Hustlers alternates between different years, as we see Destiny years later spilling her guts to a new York Times reporter (Stiles) about what went down.   We know things will end badly, as they are wont to do with these scams, and we witness how the same greed which blew up Wall Street in 2008 also led to the self-destruction of these women who wanted to take these hucksters for all they had.
But unlike Goodfellas, or even The Godfather, Hustlers never takes the journey to the amoral edge
with these characters.    The mobsters in Goodfellas and The Godfather were amoral villains, and the
movies never pretended otherwise.   The women in Hustlers hide behind some moral code which frankly isn't convincing.    The strippers want to take these guys for all they're worth because they bilked millions of hard working people out of their hard earned money with their stock manipulation and legalized thievery.   Uh huh.

So, the women who are making beaucoup dollars off of these Wall Street creeps are in it for the little guy?   To stand up for all the oppressed peoples who lost their homes and jobs thanks to shady business practices?   Give me a break.   Hustlers would've better served its people, and the audience, by simply making them hardened con artists from the start, albeit in a different industry.   It would've been more fun to watch these working-class women cheat the cheaters and using their own criminal methods to do it, without trying to soften the whole enterprise.

Wu appears she is on the verge of crying in many scenes.   She doesn't have it in her to play such a character.    We can believe Ramona could do this all day long, but because Lopez is presented in such an overprotected, off-putting style, we are distracted from the performance.   Ramona is far from glamorous, so why film her like she is one of the Victoria's Secret models in one of those lame network TV specials?   Even her pole dance looks overly choreographed. 

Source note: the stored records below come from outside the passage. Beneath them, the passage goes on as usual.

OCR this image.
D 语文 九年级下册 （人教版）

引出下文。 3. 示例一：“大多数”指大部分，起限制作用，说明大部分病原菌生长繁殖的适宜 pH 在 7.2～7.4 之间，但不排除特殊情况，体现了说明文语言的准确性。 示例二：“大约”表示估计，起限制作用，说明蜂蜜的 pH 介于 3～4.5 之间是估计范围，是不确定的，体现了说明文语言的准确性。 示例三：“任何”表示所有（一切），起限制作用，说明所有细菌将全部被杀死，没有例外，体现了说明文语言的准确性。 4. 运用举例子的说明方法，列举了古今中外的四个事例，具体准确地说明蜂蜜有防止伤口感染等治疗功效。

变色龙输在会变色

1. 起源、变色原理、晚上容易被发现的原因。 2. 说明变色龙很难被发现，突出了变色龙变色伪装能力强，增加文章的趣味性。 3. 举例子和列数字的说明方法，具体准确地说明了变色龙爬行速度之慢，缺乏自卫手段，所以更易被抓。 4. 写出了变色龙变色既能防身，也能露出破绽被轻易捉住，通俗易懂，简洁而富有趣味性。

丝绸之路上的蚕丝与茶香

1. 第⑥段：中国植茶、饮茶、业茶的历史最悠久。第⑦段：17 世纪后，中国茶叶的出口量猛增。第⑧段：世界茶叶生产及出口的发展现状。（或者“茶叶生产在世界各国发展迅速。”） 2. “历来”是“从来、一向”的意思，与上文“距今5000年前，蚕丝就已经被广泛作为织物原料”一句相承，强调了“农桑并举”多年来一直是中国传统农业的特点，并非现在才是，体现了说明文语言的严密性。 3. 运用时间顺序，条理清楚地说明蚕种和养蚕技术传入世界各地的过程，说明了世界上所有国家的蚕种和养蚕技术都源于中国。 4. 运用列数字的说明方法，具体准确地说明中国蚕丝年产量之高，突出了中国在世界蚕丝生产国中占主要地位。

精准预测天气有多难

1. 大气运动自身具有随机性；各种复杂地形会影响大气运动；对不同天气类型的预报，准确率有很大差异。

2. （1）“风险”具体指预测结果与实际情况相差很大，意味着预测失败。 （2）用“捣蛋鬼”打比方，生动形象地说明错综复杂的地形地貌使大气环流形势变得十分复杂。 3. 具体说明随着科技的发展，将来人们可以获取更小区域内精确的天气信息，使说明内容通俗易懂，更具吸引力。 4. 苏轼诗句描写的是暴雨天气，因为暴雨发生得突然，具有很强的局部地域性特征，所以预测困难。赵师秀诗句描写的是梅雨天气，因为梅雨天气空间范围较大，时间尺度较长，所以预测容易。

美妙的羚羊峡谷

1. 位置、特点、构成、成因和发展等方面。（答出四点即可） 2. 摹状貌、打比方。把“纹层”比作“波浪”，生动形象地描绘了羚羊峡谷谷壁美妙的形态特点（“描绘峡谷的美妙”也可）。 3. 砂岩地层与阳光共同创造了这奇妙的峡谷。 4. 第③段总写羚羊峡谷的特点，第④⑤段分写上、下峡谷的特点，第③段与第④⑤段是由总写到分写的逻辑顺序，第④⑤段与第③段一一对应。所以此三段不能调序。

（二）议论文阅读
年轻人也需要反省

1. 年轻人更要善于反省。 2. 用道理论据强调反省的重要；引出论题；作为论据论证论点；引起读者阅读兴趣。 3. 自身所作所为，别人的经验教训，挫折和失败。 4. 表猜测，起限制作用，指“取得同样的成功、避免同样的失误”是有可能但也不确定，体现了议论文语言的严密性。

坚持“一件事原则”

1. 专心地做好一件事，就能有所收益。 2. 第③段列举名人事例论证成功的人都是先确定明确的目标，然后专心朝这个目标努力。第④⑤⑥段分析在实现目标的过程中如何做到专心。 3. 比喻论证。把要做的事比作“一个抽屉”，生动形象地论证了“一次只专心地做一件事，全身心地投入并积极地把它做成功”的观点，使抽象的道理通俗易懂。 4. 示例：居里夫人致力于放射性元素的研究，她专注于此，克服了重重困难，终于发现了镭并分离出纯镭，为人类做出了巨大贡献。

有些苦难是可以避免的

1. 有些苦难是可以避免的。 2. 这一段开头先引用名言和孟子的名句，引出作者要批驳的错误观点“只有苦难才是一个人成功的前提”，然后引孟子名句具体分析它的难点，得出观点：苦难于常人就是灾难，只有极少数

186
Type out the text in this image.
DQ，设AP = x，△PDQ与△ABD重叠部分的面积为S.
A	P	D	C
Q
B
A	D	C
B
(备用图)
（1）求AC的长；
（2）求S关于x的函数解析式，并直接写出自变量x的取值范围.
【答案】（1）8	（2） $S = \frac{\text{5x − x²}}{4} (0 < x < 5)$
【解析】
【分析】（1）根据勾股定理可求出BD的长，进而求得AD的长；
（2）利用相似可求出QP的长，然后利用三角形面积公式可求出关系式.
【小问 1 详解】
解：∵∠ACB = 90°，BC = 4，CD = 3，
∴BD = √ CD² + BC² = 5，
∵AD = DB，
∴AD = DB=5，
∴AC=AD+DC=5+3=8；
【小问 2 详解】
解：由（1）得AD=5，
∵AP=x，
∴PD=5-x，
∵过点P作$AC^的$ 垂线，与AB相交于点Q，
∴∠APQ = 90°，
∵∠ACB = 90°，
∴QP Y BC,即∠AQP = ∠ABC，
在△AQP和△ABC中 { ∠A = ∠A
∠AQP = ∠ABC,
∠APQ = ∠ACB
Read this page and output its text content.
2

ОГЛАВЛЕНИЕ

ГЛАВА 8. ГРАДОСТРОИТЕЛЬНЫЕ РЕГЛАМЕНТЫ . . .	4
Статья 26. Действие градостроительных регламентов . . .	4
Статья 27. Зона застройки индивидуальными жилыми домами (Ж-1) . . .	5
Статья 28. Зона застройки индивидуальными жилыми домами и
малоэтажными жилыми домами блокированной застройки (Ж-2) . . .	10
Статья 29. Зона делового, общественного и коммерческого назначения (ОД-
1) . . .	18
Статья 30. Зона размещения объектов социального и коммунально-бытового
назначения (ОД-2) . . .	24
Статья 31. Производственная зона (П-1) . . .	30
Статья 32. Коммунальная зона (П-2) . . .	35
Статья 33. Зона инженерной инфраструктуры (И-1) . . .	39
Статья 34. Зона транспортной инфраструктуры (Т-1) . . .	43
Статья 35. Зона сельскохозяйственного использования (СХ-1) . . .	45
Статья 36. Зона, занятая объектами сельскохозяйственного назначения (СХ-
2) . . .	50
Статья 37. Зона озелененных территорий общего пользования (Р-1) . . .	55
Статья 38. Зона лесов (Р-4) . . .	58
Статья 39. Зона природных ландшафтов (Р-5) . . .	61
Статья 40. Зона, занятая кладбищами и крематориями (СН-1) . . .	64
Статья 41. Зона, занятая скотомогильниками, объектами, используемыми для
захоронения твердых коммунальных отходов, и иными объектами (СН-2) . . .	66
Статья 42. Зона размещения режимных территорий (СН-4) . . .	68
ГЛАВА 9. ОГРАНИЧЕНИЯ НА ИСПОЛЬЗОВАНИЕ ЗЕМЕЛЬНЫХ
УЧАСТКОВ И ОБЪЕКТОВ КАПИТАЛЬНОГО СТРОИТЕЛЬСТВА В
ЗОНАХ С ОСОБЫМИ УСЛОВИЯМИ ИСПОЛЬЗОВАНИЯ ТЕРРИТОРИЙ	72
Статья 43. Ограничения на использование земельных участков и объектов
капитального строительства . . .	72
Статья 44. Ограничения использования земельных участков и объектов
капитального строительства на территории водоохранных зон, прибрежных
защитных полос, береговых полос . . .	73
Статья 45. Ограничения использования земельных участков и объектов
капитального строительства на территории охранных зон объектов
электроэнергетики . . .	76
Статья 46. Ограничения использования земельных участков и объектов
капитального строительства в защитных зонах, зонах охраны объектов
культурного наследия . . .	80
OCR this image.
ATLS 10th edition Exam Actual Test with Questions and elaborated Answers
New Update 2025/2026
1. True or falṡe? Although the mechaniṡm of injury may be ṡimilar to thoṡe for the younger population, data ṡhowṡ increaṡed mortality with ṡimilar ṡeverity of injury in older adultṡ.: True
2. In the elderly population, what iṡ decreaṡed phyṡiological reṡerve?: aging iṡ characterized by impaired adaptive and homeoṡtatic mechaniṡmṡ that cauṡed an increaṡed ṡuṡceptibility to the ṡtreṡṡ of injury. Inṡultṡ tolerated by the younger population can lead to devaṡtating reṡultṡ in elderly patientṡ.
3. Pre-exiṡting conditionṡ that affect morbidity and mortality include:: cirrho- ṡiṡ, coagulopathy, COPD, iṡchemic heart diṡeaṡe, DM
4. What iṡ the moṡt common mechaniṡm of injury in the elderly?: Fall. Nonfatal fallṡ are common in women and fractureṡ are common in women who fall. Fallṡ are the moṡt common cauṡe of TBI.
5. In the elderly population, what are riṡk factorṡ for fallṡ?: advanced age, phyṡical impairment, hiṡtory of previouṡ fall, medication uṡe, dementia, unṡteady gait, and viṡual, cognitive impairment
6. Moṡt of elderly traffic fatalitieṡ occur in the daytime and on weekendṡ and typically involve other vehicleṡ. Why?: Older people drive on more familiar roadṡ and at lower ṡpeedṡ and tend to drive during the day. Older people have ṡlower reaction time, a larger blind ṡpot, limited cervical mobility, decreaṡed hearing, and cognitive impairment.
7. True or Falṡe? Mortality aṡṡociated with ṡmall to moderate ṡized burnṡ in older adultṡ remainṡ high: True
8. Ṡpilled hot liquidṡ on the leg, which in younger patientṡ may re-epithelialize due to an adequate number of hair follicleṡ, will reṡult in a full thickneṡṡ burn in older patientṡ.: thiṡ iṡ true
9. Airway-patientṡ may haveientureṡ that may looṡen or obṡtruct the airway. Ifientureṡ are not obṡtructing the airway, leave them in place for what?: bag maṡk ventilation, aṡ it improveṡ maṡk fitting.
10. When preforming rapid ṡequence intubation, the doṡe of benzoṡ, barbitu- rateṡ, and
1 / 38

As the women do their thing, I cared less and less.    They get rich while maxing out these schnooks' credit cards, but soon the feds catch wind of it and brings the whole enterprise crashing down. 
Maybe because these ladies are as inconspicuous as a cockroach crawling across a white rug.   They
dress like they are attending a cocktail party at the Playboy mansion while combing seedy Manhattan bars for their next victims.